Schon begann es zu dunkeln und die Sterne funkelten mit glühendem Feuer herab von dem reinen, blauen Himmelsgewölbe. Er verdoppelte daher seine Schritte, vermochte aber doch nicht eher, als beim vollen Einbruch der Nacht in die krischaer Gegend zu gelangen. Da nahm er wahr, wie das ihm rechter Hand liegende Büschchen – damals bedeutender als gegenwärtig – mit mehrern hundert Lichtern erleuchtet sey. Verwundert darob, auch nicht ganz furchtlos, wußte er nicht, ob er vorüber- oder hineingehen sollte. Sein Verstand, welcher ihn an Geister, die vornämlich in dieser Nacht ihre – oft ärgere als demagogische Umtriebe treiben sollen, denken hieß, rieth ihm das Erstere, seine Wißbegierde heischte jedoch das Letztere. Er faßte daher Muth, stärkte sich mit Gebet und schlug die wenigen vom Wege abführenden Schritte zum Holze ein.
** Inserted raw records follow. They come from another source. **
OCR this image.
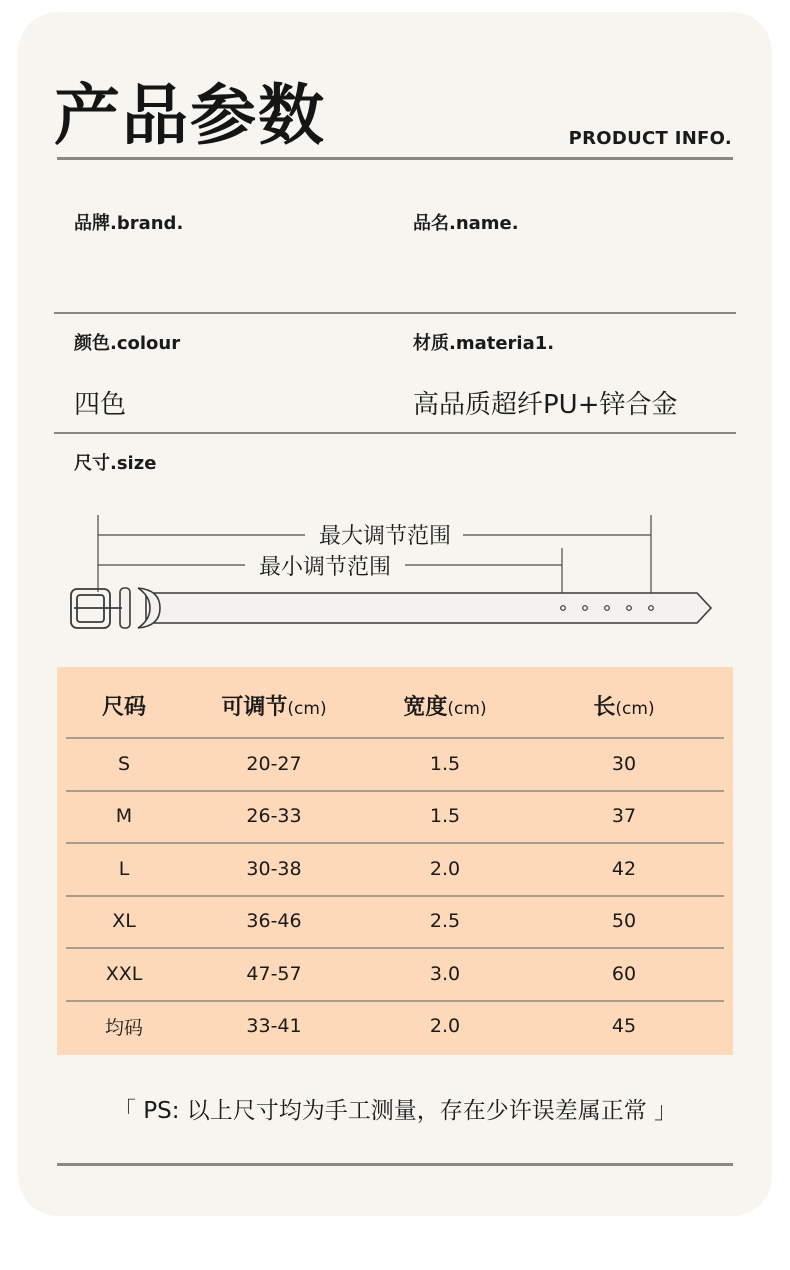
产品参数	PRODUCT INFO.
品牌.brand.	品名.name.
颜色.colour
四色
材质.materia1.
高品质超纤PU+锌合金
尺寸.size
最大调节范围
最小调节范围
尺码	可调节(cm)	宽度(cm)	长(cm)
S	20-27	1.5	30
M	26-33	1.5	37
L	30-38	2.0	42
XL	36-46	2.5	50
XXL	47-57	3.0	60
均码	33-41	2.0	45
「 PS: 以上尺寸均为手工测量，存在少许误差属正常 」
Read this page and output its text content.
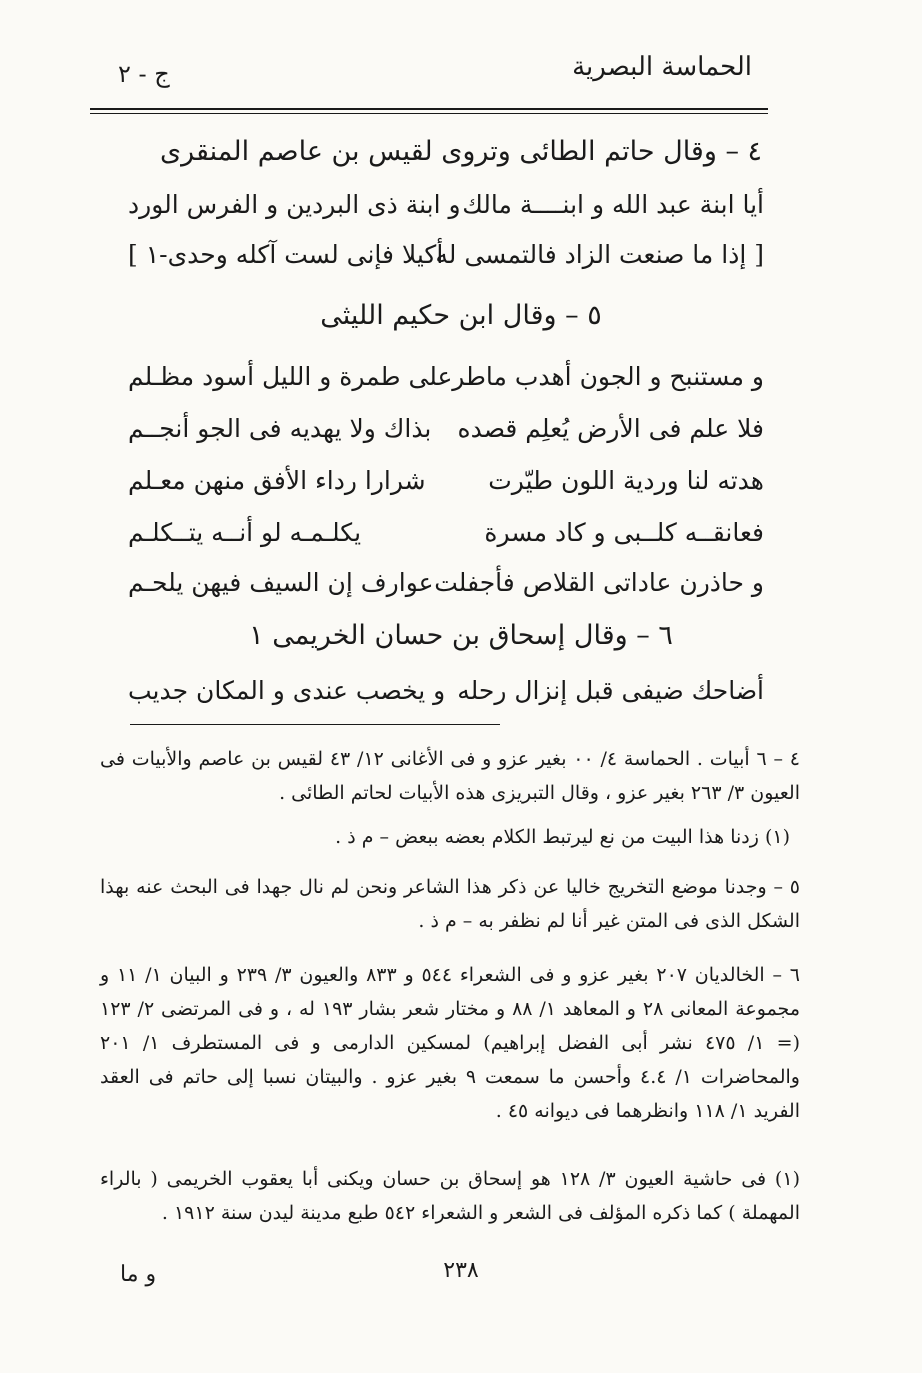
الحماسة البصرية
ج - ٢
٤ – وقال حاتم الطائى وتروى لقيس بن عاصم المنقرى
أيا ابنة عبد الله و ابنــــة مالك
و ابنة ذى البردين و الفرس الورد
[ إذا ما صنعت الزاد فالتمسى له
أكيلا فإنى لست آكله وحدى-١ ]
٥ – وقال ابن حكيم الليثى
و مستنبح و الجون أهدب ماطر
على طمرة و الليل أسود مظـلم
فلا علم فى الأرض يُعلِم قصده
بذاك ولا يهديه فى الجو أنجــم
هدته لنا وردية اللون طيّرت
شرارا رداء الأفق منهن معـلم
فعانقــه كلــبى و كاد مسرة
يكلـمـه لو أنــه يتــكلـم
و حاذرن عاداتى القلاص فأجفلت
عوارف إن السيف فيهن يلحـم
٦ – وقال إسحاق بن حسان الخريمى ١
أضاحك ضيفى قبل إنزال رحله
و يخصب عندى و المكان جديب
٤ – ٦ أبيات . الحماسة ٤/ ٠٠ بغير عزو و فى الأغانى ١٢/ ٤٣ لقيس بن عاصم والأبيات فى العيون ٣/ ٢٦٣ بغير عزو ، وقال التبريزى هذه الأبيات لحاتم الطائى .
(١) زدنا هذا البيت من نع ليرتبط الكلام بعضه ببعض – م ذ .
٥ – وجدنا موضع التخريج خاليا عن ذكر هذا الشاعر ونحن لم نال جهدا فى البحث عنه بهذا الشكل الذى فى المتن غير أنا لم نظفر به – م ذ .
٦ – الخالديان ٢٠٧ بغير عزو و فى الشعراء ٥٤٤ و ٨٣٣ والعيون ٣/ ٢٣٩ و البيان ١/ ١١ و مجموعة المعانى ٢٨ و المعاهد ١/ ٨٨ و مختار شعر بشار ١٩٣ له ، و فى المرتضى ٢/ ١٢٣ (= ١/ ٤٧٥ نشر أبى الفضل إبراهيم) لمسكين الدارمى و فى المستطرف ١/ ٢٠١ والمحاضرات ١/ ٤.٤ وأحسن ما سمعت ٩ بغير عزو . والبيتان نسبا إلى حاتم فى العقد الفريد ١/ ١١٨ وانظرهما فى ديوانه ٤٥ .
(١) فى حاشية العيون ٣/ ١٢٨ هو إسحاق بن حسان ويكنى أبا يعقوب الخريمى ( بالراء المهملة ) كما ذكره المؤلف فى الشعر و الشعراء ٥٤٢ طبع مدينة ليدن سنة ١٩١٢ .
٢٣٨
و ما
Gleich am Eingange desselben trat ihm ein ungefähr vier Spannen langes, weiß gekleidetes Männchen mit einem mehrere Ellen langen schwarzen Barte, den es durch die Beine gezogen hatte und dessen Endspitze gleich einem Roßschweif durch seinen großen runden Hut herauswehte, mit freundlichen, Zutrauen erweckenden Mienen entgegen und sprach in einem der Flöte ähnlichen Tone: „Fürchte Dich nicht, Dir ist heut groß Glück und Heil bescheert, folge mir getrost!“ Der Bürger gehorchte und sah’ an den kleinen Fichten, die alle durch bunte Lampen erleuchtet waren, Aepfel, Birnen, Nüsse, Mandeln und Honigkuchen in Menge hängen.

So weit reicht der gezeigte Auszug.